Em tempos de anorexia e bulimia, ser gorda é crime, é falta de respeito, um tipo especial de perversão, motivo de espanto e reprovação. Mesmo assim, confesso: sou gorda. Ou melhor: sou obesa, de uma obesidade mórbida.
Quem me conhece deve achar que estou brincando ou que perdi o senso. Mas é sério, sou gorda. Não de corpo, mas obesa de alma, uma verdadeira orca de espírito. E pior, não sei ao certo a quê ou a quem atribuir minha gordura. Dizem os entendidos nos astros que tem alguma coisa a ver com o Saturno no ascendente, ocasionando uma dieta existencial especialmente pesada e de difícil digestão. Mas não sei. Quem sabe?
O fato é que a obesidade espiritual pode ser tão escandalosa quanto a obesidade física, causando verdadeira aversão a muitos dos demais.

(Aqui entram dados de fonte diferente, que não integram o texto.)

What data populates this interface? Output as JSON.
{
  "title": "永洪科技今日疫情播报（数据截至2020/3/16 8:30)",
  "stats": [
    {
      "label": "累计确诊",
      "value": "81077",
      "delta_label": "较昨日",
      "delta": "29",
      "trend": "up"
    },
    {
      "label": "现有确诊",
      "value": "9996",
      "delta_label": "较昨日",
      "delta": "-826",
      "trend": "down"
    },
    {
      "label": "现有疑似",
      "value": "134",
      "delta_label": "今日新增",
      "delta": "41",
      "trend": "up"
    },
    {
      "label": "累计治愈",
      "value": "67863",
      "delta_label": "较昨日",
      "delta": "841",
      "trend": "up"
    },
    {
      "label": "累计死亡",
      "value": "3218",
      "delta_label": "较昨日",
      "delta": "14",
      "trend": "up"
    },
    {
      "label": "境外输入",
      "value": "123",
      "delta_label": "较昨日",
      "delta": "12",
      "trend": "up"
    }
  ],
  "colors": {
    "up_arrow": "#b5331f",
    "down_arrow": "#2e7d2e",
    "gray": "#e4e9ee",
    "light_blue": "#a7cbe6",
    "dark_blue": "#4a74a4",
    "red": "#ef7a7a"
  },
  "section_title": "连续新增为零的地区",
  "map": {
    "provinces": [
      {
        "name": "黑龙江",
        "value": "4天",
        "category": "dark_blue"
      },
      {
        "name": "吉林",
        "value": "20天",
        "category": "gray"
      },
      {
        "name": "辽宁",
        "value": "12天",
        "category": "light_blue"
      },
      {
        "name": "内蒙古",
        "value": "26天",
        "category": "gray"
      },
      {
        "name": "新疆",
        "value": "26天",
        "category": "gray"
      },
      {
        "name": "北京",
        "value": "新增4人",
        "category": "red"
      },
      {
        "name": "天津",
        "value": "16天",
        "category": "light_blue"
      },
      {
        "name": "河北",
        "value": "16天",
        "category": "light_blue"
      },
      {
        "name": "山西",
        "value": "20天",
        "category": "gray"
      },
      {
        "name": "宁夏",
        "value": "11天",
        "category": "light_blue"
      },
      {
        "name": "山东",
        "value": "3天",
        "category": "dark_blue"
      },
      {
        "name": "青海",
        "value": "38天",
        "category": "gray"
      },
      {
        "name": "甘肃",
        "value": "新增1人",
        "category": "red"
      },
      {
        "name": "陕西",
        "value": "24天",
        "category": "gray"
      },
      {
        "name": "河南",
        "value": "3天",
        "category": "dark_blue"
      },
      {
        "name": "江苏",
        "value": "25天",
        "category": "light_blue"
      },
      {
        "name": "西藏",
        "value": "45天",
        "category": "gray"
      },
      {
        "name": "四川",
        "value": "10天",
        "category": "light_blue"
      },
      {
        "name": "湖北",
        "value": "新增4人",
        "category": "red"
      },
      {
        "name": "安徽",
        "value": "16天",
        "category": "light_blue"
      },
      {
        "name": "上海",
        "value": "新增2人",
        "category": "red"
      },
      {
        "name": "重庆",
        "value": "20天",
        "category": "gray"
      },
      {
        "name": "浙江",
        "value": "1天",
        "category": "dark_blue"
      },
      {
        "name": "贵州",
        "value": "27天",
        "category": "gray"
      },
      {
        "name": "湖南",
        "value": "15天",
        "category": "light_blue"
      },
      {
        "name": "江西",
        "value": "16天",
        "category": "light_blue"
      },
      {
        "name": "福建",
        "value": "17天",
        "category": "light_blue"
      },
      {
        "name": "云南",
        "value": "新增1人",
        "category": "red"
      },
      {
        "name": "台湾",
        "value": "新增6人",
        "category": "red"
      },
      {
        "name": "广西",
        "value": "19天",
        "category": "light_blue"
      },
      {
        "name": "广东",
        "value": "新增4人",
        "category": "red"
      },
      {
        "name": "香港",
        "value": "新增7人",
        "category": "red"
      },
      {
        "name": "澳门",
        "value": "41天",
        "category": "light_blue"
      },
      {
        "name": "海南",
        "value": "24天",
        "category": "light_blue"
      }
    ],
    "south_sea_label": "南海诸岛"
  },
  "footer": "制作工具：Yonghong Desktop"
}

E isso porque o gordo de alma, por sua própria constituição, não é, não sabe e não faz as coisas ficarem mais leves. O gordo de alma é pesado, lento e desajeitado. As coisas são mais difíceis e, em alguns casos, até mais dolorosas para ele. O gordo de alma não consegue rir do que não é risível, não consegue esquecer o que não é esquecível, não consegue entender o que não é inteligível. Ele simplesmente não “processa” a coisa, não “queima” essa banha toda. O gordo de alma não cabe em qualquer lugar.
Enfim, o gordo de alma é um peso, um fardo. Ele absorve mais e retém mais de tudo aquilo que poderia ser encarado mais “levemente”, com mais “equilíbrio”, ou que poderia ser perdido com uma boa “malhação” existencial. O gordo de alma chama atenção por si só, está sempre como que debaixo dos holofotes, pronto para ser vaiado como uma piada não entendida. Ele é um incômodo e, ao mesmo tempo, uma denúncia ambulante, chacoalhando os pneus e gritando, por meio de suas adiposidades, sobre os bacons e feijoadas da vida, sobre os Mc’traumas tamanho grande disponíveis a cada esquina, sobre os mocotós do caminho. Sobretudo, porém, o gordo de alma é um dedo apontado contra a versão slim da vida, contra a falsa magreza amplamente apregoada, aquela magreza que não é sinal de saúde e moderação, mas apenas aparência de leveza e espirituosidade, tornando tudo leviano, barato e superficial, como um Midas às avessas. É magreza do riso fácil, do sono fácil, do sexo fácil. A magreza do “deixa pra lá”, do “tanto faz”, do “quem se importa”.
Talvez você me pergunte que orgulho eu possa ter com essa minha condição, ou qual o mérito de confessá-la. E então eu te respondo que os motivos do meu orgulho são o aconchego que o colo de um gordo de alma proporciona, invariavelmente muito maior do que o do colo de um magrelo, pois sempre há mais espaço e suporte para um outro alguém além de si mesmo. Respondo-te também que mesmo debaixo do mais rigoroso inverno da vida, daqueles em que a neve tranca a porta pelo lado de fora, o gordo é capaz de aquecer não apenas a si, mas também aos que estão próximos. Quanto aos meus méritos são eles mesmos os meus fardos, afinal, ser uma alma gorda entre tantos espíritos magros não deixa de ser um estranho privilégio. Sou gorda e sou feliz.